Leading Through the Shift: What Engineering Leadership Actually Looks Like
Speakers
Justinas Kuizinas
I'm a Head of Engineering at CoinGate, a crypto payments fintech based in Vilnius. In my experience I've been in various roles: starting as a developer and even testing myself in C level role. I'm most energized when a technical team and a product team stop being two separate things and start building as one. Outside of work, I organize VilniusPy — local Python meetups where developers meet, chat, and share what they're actually working on. I also speak at conferences, because the best way to keep learning is to put your thinking in front of a room.
Aurimas Griciunas
TBD
Karolina Griciunė
TBD
Tomas Peluritis
Tomas leads data at Mediatech and runs Uncle Data, a newsletter and podcast for data engineers who prefer practical advice over hype.
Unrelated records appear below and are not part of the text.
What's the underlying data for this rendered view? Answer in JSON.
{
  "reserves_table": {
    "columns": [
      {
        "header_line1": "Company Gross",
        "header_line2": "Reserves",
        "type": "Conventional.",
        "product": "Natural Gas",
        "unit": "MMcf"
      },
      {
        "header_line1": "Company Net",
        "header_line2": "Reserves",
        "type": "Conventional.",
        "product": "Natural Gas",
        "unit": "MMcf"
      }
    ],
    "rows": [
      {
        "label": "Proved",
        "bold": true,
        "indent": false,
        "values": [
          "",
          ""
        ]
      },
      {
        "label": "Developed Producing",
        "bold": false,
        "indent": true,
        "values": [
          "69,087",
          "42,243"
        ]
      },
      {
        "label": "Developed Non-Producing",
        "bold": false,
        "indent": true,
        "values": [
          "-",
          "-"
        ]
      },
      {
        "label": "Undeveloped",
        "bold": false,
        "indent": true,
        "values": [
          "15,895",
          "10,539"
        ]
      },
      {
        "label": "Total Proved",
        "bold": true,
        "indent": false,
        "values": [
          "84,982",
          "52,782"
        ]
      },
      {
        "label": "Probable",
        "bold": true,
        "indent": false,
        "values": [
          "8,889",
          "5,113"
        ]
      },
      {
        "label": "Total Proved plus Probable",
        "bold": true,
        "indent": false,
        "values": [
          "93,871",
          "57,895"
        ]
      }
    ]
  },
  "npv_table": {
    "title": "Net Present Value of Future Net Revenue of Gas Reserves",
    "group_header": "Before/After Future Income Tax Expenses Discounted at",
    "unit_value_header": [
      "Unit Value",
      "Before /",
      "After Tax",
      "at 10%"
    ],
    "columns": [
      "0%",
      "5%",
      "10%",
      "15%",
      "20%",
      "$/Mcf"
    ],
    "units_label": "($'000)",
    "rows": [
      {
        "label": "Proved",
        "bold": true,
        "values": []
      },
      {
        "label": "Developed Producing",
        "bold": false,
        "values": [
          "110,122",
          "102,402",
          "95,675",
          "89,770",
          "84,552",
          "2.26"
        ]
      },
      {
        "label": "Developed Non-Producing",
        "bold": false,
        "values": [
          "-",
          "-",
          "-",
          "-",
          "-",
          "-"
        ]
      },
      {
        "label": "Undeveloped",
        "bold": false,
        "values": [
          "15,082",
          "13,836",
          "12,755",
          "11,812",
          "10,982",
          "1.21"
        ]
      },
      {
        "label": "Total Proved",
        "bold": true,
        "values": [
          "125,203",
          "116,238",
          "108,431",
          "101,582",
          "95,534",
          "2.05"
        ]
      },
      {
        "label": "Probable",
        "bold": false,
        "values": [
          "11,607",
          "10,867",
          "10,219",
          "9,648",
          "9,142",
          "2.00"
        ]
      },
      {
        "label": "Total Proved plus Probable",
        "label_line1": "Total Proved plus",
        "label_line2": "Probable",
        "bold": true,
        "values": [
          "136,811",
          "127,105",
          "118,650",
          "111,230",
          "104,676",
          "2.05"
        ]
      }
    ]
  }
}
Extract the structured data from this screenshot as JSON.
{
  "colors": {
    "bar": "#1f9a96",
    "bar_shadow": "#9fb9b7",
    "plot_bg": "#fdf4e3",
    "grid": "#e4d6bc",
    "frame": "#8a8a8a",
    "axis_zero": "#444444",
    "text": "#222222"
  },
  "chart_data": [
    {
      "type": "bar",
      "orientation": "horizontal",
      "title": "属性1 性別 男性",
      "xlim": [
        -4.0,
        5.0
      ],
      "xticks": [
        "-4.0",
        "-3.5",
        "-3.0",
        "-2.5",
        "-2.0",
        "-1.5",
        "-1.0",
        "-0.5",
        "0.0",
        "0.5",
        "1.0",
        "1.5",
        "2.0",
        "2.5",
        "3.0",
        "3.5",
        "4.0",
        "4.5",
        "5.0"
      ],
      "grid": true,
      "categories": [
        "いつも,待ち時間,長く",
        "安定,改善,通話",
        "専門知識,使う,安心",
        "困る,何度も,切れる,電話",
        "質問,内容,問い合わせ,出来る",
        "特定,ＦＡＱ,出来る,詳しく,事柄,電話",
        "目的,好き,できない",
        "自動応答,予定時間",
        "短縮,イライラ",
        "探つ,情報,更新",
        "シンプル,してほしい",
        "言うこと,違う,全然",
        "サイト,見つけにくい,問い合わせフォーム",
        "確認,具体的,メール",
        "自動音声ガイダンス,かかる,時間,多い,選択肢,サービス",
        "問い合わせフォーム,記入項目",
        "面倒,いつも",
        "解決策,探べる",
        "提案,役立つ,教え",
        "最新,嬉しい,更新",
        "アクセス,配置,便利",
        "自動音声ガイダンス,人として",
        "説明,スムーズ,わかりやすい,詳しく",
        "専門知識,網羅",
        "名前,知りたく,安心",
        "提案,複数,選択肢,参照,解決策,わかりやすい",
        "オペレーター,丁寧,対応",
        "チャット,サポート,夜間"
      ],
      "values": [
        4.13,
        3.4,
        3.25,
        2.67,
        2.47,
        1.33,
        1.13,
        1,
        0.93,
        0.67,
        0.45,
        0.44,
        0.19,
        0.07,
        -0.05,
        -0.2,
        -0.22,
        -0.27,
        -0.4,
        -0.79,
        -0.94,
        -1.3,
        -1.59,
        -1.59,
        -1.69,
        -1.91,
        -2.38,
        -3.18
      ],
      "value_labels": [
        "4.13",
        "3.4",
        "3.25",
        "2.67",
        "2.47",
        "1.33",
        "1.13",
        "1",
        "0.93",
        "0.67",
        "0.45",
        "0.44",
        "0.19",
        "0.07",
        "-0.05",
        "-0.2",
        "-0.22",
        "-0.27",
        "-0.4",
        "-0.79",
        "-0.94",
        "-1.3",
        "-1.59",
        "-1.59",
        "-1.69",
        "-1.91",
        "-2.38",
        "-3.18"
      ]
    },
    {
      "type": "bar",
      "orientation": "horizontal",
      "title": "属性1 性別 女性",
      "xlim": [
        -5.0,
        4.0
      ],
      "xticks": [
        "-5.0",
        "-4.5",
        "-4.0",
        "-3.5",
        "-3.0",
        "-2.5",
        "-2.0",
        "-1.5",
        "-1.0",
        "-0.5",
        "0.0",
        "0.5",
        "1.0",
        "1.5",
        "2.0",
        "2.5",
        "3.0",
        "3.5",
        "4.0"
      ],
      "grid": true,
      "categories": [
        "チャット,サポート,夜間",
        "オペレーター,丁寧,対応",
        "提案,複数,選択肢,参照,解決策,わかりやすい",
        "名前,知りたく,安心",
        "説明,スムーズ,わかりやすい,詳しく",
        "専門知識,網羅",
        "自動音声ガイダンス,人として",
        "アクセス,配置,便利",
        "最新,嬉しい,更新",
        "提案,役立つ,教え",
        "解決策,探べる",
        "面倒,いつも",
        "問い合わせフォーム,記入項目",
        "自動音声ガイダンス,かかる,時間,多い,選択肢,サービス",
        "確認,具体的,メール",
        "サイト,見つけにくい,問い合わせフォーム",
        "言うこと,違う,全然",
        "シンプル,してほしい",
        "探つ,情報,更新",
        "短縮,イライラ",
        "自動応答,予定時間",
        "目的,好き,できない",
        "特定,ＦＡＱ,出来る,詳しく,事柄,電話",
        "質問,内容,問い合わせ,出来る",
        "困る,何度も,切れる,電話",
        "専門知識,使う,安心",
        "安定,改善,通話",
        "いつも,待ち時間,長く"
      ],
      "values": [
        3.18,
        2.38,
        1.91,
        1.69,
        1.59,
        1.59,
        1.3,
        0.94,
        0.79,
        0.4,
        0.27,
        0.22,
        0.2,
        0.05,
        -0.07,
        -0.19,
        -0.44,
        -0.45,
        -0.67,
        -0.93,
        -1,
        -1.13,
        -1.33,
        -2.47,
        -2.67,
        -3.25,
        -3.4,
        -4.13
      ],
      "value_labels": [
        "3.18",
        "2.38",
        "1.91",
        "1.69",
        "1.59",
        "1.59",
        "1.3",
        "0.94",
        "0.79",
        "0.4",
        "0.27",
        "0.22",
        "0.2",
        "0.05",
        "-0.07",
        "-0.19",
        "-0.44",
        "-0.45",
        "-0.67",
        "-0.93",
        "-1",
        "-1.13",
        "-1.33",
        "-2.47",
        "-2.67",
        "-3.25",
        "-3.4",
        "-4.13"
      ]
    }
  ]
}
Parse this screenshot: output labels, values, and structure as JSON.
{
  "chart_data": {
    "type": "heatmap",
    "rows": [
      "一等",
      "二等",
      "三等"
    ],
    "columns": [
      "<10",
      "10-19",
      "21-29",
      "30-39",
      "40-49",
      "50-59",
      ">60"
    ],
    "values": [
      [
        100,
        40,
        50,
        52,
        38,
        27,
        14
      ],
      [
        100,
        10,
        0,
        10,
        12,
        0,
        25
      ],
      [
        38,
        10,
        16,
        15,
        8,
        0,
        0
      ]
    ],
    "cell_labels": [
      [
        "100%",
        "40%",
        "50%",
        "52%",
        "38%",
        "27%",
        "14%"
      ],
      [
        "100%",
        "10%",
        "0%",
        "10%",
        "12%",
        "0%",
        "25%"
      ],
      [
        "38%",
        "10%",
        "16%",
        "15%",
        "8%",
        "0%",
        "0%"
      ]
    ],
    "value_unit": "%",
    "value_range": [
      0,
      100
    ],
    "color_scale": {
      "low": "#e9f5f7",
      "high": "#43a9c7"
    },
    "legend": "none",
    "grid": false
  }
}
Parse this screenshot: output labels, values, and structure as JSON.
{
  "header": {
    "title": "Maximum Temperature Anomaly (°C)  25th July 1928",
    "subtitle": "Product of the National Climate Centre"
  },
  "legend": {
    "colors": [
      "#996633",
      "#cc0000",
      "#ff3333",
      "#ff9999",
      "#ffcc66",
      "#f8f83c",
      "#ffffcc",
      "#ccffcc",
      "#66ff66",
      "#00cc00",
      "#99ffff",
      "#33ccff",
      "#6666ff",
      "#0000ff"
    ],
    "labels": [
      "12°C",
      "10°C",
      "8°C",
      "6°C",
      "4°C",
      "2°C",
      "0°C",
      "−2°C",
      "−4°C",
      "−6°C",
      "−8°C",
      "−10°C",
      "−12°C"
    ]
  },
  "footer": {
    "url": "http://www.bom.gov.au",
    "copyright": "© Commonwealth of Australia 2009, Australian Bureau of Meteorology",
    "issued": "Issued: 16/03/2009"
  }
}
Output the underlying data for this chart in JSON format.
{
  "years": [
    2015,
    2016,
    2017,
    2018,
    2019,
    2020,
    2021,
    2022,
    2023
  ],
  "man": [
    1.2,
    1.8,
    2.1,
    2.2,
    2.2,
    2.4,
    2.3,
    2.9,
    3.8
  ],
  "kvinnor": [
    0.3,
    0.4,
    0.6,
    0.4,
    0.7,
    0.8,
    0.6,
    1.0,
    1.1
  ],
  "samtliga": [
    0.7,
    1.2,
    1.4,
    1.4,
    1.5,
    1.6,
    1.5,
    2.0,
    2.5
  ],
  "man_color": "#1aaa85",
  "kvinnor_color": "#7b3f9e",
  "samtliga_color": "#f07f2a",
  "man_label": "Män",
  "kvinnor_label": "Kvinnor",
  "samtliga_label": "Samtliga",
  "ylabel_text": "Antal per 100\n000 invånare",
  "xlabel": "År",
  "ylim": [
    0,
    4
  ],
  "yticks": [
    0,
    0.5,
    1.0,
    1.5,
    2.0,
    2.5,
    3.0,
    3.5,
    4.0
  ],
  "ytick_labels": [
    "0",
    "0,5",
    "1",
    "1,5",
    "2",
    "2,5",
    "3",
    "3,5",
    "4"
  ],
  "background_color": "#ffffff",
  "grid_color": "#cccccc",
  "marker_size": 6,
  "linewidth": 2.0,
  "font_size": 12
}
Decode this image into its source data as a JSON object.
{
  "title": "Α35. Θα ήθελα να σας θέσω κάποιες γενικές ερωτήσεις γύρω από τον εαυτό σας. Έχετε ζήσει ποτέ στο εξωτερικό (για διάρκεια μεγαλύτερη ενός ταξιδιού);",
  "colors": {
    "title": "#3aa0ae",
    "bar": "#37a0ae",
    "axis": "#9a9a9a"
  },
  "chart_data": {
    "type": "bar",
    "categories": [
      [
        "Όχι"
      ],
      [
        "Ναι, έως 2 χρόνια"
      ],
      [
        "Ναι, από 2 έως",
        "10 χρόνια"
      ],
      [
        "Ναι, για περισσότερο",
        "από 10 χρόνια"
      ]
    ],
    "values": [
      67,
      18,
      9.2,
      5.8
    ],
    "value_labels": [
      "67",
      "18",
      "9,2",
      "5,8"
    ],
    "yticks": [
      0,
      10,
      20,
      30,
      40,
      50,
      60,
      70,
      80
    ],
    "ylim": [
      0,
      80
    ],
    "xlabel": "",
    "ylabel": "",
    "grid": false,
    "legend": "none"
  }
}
By day, he manages pipelines processing half a billion events; by night, he writes about what he learned (often the hard way). When not wrangling DAGs or mentoring his team, he's probably optimising a Magic: The Gathering deck.
Abstract
Building great engineering teams has never been straightforward — but the rules keep changing. Three back-to-back panel discussions with CTOs and engineering leaders covering the full spectrum: scaling teams and competing for talent in a small market, navigating a leadership role that looks nothing like it did five years ago (AI included), and making the hard calls on culture, tech debt, and architecture when there's no clear playbook to follow.